体験したことの9割は忘れないー転職活動の経験値ー
2017/06/19
さて、転職活動の経験値、なんて言われて「そんなもん溜まりたくないわ!」と思う方も多いだろう。そりゃ転職活動なんて一生の内何回も経験したいものじゃない。
でも、「転職活動の経験」は、あればあるほど有利だ。それは間違いない。
ここでは筆者が「これだけはみんな知っていた方がいい」と思うことを3つだけ挙げてみる。どれも冷静に見れば「当たり前」と思うかもしれないが、これが自分が当事者になるとついつい見落としがちになる。
辞める理由よりも、やりたい理由を
辞める理由なんてだいたいみんな一緒。それっぽい言葉を並べているだけで、その仕事を手放さなければいけないほどの悩みや苦しみがあることには変わりない。
問題なのは、「次に何をやりたいのか」そしてそのために「今何ができて、何を出来るようになりたいか」だ。
人を採用したい会社だって、基本は「一緒に働いてくれる人がほしい」から採用活動を行っている。だから自分の会社に入ってからやってほしい事があるはずで、それがこの人なら出来るだろうか、もしくはこれから出来るようになってくれるだろうか、というところを積極的に見ていきたいと考える。
ゆえに、私の偏見もあるのかもしれないが、「今やっている仕事を辞めたい(辞めた)理由」を細かく聞いてくる会社は気をつけたほうが良い。

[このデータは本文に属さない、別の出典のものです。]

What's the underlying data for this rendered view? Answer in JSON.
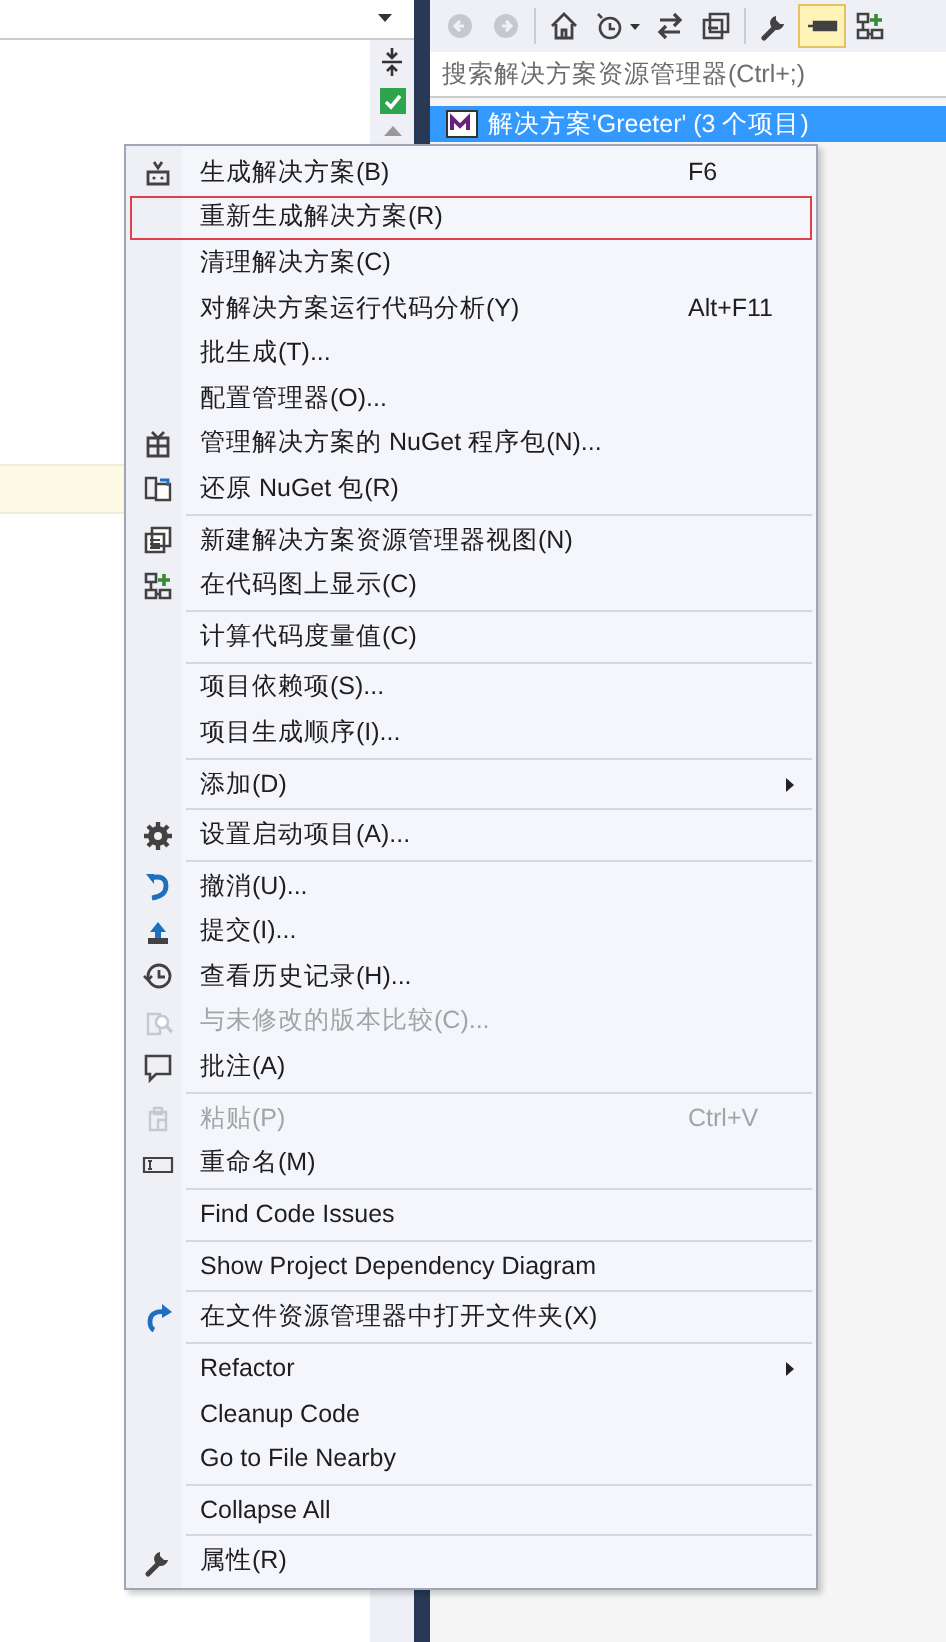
{
  "toolbar": {
    "buttons": [
      {
        "disabled": true,
        "selected": false
      },
      {
        "disabled": true,
        "selected": false
      },
      {
        "disabled": false,
        "selected": false
      },
      {
        "disabled": false,
        "selected": false
      },
      {
        "disabled": false,
        "selected": false
      },
      {
        "disabled": false,
        "selected": false
      },
      {
        "disabled": false,
        "selected": false
      },
      {
        "disabled": false,
        "selected": true
      },
      {
        "disabled": false,
        "selected": false
      }
    ]
  },
  "search": {
    "placeholder": "搜索解决方案资源管理器(Ctrl+;)"
  },
  "tree": {
    "items": [
      {
        "label": "解决方案'Greeter' (3 个项目)",
        "selected": true
      }
    ]
  },
  "context_menu": {
    "items": [
      {
        "kind": "item",
        "label": "生成解决方案(B)",
        "shortcut": "F6",
        "disabled": false,
        "selected": false
      },
      {
        "kind": "item",
        "label": "重新生成解决方案(R)",
        "disabled": false,
        "selected": true
      },
      {
        "kind": "item",
        "label": "清理解决方案(C)",
        "disabled": false,
        "selected": false
      },
      {
        "kind": "item",
        "label": "对解决方案运行代码分析(Y)",
        "shortcut": "Alt+F11",
        "disabled": false,
        "selected": false
      },
      {
        "kind": "item",
        "label": "批生成(T)...",
        "disabled": false,
        "selected": false
      },
      {
        "kind": "item",
        "label": "配置管理器(O)...",
        "disabled": false,
        "selected": false
      },
      {
        "kind": "item",
        "label": "管理解决方案的 NuGet 程序包(N)...",
        "disabled": false,
        "selected": false
      },
      {
        "kind": "item",
        "label": "还原 NuGet 包(R)",
        "disabled": false,
        "selected": false
      },
      {
        "kind": "separator"
      },
      {
        "kind": "item",
        "label": "新建解决方案资源管理器视图(N)",
        "disabled": false,
        "selected": false
      },
      {
        "kind": "item",
        "label": "在代码图上显示(C)",
        "disabled": false,
        "selected": false
      },
      {
        "kind": "separator"
      },
      {
        "kind": "item",
        "label": "计算代码度量值(C)",
        "disabled": false,
        "selected": false
      },
      {
        "kind": "separator"
      },
      {
        "kind": "item",
        "label": "项目依赖项(S)...",
        "disabled": false,
        "selected": false
      },
      {
        "kind": "item",
        "label": "项目生成顺序(I)...",
        "disabled": false,
        "selected": false
      },
      {
        "kind": "separator"
      },
      {
        "kind": "item",
        "label": "添加(D)",
        "submenu": true,
        "disabled": false,
        "selected": false
      },
      {
        "kind": "separator"
      },
      {
        "kind": "item",
        "label": "设置启动项目(A)...",
        "disabled": false,
        "selected": false
      },
      {
        "kind": "separator"
      },
      {
        "kind": "item",
        "label": "撤消(U)...",
        "disabled": false,
        "selected": false
      },
      {
        "kind": "item",
        "label": "提交(I)...",
        "disabled": false,
        "selected": false
      },
      {
        "kind": "item",
        "label": "查看历史记录(H)...",
        "disabled": false,
        "selected": false
      },
      {
        "kind": "item",
        "label": "与未修改的版本比较(C)...",
        "disabled": true,
        "selected": false
      },
      {
        "kind": "item",
        "label": "批注(A)",
        "disabled": false,
        "selected": false
      },
      {
        "kind": "separator"
      },
      {
        "kind": "item",
        "label": "粘贴(P)",
        "shortcut": "Ctrl+V",
        "disabled": true,
        "selected": false
      },
      {
        "kind": "item",
        "label": "重命名(M)",
        "disabled": false,
        "selected": false
      },
      {
        "kind": "separator"
      },
      {
        "kind": "item",
        "label": "Find Code Issues",
        "disabled": false,
        "selected": false
      },
      {
        "kind": "separator"
      },
      {
        "kind": "item",
        "label": "Show Project Dependency Diagram",
        "disabled": false,
        "selected": false
      },
      {
        "kind": "separator"
      },
      {
        "kind": "item",
        "label": "在文件资源管理器中打开文件夹(X)",
        "disabled": false,
        "selected": false
      },
      {
        "kind": "separator"
      },
      {
        "kind": "item",
        "label": "Refactor",
        "submenu": true,
        "disabled": false,
        "selected": false
      },
      {
        "kind": "item",
        "label": "Cleanup Code",
        "disabled": false,
        "selected": false
      },
      {
        "kind": "item",
        "label": "Go to File Nearby",
        "disabled": false,
        "selected": false
      },
      {
        "kind": "separator"
      },
      {
        "kind": "item",
        "label": "Collapse All",
        "disabled": false,
        "selected": false
      },
      {
        "kind": "separator"
      },
      {
        "kind": "item",
        "label": "属性(R)",
        "disabled": false,
        "selected": false
      }
    ]
  }
}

これは私が今の会社で面接官という立場になってからより深くわかったことだが、はっきりって前職やめた理由なんて根掘り葉掘り聞く必要はあまり高くなく、むしろどうでもよい部類。これから仕事をやってもらうにはなんら関係ないことだから。(犯罪おこしてクビになりました。とかなら話は別だが)
辞めたい理由を根掘り葉掘り聞いてくるところは、ほとんどこれらのケースだ。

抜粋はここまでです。